The problem with the pundits is that most of them don't know what they're talking about and they don't want to learn before opining. They just spit out whatever is easiest to say and then rely on (1) the fact that the public won't check up on them, (2) that journalists aren't smart enough to verify what they say, and (3) that the pundit community all play the same game and so they won't call each other on it.

It's kind of a sad world when you have to go to a blog to understand what really happened! That's what the news used to provide!

Of course, it also suits the purposes of the political types to make this simple and easy and within the themes they are trying to sell. The truth is rarely simple and easy to package.

AndrewPrice said...

Joel, This still isn't over, though it's getting clearer that it's headed in our direction.

In terms of ignoring the courts, that's generally very hard to do because people can simply ignore the act's requirements, just as states can ignore it. Thus, if he tries to enforce it, people can refuse to comply -- they can also sue the agencies to stop.

The EPA issue you raise is a little different because they've simply read a statute as giving them more power than it really has, and I don't think the courts have ordered them to stop enforcing it yet -- to the contrary, the court said they could go ahead.

Tennessee Jed said...

I note my comment on your May post {sic} a figurative online foot kiss. Well, a federal judge has, in fact, done so.
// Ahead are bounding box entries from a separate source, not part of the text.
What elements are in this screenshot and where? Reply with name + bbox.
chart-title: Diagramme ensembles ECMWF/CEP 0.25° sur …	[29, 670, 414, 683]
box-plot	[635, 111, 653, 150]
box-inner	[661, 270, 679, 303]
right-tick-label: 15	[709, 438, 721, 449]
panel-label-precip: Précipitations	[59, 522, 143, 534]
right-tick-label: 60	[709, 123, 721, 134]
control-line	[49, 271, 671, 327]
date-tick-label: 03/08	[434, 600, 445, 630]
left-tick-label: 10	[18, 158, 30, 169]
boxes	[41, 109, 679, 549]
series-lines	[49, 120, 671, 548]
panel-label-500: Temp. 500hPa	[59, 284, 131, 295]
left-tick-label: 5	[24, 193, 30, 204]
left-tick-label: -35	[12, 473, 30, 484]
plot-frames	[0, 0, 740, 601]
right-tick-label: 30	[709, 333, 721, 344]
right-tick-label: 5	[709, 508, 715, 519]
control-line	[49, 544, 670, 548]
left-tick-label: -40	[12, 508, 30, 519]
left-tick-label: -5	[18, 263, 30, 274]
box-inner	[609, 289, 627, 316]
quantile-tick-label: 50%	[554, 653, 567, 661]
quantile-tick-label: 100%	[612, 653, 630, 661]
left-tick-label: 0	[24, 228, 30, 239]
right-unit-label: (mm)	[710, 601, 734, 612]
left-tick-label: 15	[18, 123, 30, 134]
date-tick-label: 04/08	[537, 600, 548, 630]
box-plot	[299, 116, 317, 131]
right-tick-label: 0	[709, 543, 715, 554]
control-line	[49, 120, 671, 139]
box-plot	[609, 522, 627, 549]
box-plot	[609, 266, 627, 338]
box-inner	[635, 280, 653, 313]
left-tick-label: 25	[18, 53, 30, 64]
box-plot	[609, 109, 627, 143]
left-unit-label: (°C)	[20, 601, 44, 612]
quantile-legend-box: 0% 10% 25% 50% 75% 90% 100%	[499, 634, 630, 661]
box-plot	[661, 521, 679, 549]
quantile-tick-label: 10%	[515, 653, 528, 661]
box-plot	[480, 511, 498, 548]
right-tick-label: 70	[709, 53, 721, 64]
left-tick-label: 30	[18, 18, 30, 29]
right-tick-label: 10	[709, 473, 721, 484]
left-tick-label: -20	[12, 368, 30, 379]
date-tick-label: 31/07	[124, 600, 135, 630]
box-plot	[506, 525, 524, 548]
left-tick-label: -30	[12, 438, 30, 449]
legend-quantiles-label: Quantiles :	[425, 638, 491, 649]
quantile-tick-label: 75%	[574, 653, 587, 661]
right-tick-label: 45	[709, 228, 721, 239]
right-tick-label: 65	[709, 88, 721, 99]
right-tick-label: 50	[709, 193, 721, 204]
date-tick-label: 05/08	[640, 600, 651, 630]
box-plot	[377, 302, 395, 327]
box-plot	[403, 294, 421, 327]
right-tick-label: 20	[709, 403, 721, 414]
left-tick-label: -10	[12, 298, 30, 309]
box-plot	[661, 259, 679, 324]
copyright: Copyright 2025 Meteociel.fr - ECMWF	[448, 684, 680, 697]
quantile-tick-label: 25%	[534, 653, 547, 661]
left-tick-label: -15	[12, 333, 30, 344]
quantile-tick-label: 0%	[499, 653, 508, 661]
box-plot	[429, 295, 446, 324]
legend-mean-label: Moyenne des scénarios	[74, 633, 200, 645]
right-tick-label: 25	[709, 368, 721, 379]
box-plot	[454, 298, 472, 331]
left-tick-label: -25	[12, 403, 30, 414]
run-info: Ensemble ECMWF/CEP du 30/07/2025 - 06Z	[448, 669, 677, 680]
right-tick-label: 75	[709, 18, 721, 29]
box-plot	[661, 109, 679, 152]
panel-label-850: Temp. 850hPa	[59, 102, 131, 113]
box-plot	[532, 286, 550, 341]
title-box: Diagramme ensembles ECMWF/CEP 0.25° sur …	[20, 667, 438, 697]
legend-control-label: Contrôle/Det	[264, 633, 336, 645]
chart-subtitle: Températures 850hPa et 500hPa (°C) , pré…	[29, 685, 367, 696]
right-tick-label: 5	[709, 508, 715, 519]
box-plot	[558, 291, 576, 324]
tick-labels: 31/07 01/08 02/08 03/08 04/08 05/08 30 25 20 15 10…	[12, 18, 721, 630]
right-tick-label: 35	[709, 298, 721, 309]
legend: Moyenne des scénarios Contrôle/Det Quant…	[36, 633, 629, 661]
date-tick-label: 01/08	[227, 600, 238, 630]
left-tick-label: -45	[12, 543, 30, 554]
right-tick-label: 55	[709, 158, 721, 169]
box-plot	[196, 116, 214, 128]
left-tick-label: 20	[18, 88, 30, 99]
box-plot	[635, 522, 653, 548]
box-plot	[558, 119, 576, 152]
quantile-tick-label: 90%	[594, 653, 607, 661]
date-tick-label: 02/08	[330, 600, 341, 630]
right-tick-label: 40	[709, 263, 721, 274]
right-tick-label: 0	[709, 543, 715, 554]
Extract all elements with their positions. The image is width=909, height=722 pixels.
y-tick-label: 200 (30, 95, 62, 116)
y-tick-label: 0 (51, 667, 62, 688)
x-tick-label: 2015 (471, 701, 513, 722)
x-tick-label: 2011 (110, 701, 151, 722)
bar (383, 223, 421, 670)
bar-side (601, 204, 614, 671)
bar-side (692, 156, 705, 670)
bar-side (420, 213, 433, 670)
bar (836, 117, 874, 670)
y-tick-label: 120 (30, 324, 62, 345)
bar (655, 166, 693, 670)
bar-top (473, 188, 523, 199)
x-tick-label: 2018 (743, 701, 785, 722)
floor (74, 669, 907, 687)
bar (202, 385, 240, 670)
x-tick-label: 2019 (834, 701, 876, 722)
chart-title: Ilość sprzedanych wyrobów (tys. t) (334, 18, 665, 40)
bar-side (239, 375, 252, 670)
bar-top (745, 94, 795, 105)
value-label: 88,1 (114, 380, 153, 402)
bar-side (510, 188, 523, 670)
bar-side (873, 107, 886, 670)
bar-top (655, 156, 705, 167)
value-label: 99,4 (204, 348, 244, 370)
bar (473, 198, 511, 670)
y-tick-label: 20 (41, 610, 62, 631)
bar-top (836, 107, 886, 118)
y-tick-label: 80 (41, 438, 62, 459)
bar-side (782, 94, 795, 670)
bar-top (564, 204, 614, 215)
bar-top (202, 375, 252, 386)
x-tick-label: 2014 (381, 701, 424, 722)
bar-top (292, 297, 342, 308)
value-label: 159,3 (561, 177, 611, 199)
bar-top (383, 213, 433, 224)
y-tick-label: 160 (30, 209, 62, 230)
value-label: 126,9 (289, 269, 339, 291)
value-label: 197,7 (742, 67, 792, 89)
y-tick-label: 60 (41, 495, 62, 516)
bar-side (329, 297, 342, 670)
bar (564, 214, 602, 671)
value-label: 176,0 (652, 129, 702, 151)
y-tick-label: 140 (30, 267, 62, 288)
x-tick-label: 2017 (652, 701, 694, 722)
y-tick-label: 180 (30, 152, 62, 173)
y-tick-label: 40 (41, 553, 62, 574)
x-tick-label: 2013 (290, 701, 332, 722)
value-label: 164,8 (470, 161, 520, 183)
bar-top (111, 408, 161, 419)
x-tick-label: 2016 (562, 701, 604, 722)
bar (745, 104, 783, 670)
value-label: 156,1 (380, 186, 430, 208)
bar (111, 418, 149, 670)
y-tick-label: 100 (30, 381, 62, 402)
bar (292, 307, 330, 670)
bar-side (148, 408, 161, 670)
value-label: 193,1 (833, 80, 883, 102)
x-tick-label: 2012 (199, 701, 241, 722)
However, since ultimately SCOTUS has to agree, I'll wait on all of the actions I outline until then

AndrewPrice said...

Jed, LOL! Obviously, the Supremes could go the other way, but I think the odds are strongly on our side now! :-)

Ed said...

Good read! I like the result and I think the reasoning is sound. I don't know how the SOTUS can go the other way, but they often do disappoint me. I tried reading the decision because I figured it matter to my life, so it was worth knowing, but it's so damn difficult to read legaleze. Thanks for doing that for us!

AndrewPrice said...

Ed, It takes a while, but eventually you get tot he point that reading legal decisions is fairly easy. But they definitely aren't meant for the public at large. But that's why we're here!

USS Ben USN (Ret) said...

Hurray! Thank you Judge Vinson!

Kudos Andrew for a well written and well researched post!

I have nothin' to add but the schadenfreude is much sweeter knowing Judge Vinson is a Reagan appointee, LOL.

AndrewPrice said...

USS Ben, Thanks! I'm glad you liked it! I know how hard this stuff can be for people to understand, so I figured it was a good idea to break it down for everyone.

Yeah, this is a pretty good feeling! Judge Vinson could eventually be the man most responsible for saving our healthcare system -- another plus to chalk up to Ronald Reagan! :-)

Patti said...

oh andrew, when i read your legal analysis it gives me chills! (wait, was that creepy?! did i just cross a line?) i'm thrilled to read this first thing this morning. it'll give me a happy all day.

gonna link tomorrow to go along with my "activist judge" entry. thx!

AndrewPrice said...

Patti, I'm glad you liked it! It is a great feeling when a judge agrees with you, and especially when the judge provides as thorough of a decision as this one. This was a well-reasoned, hard to attack decision and I think it gives us a lot of hope for the future of this issue! :-)

Thanks for the link!

Ed said...

I hope to never reach the point where I can read legal decisions.

AndrewPrice said...

Ed, Sadly, it's too late for some of the rest of us! LOL!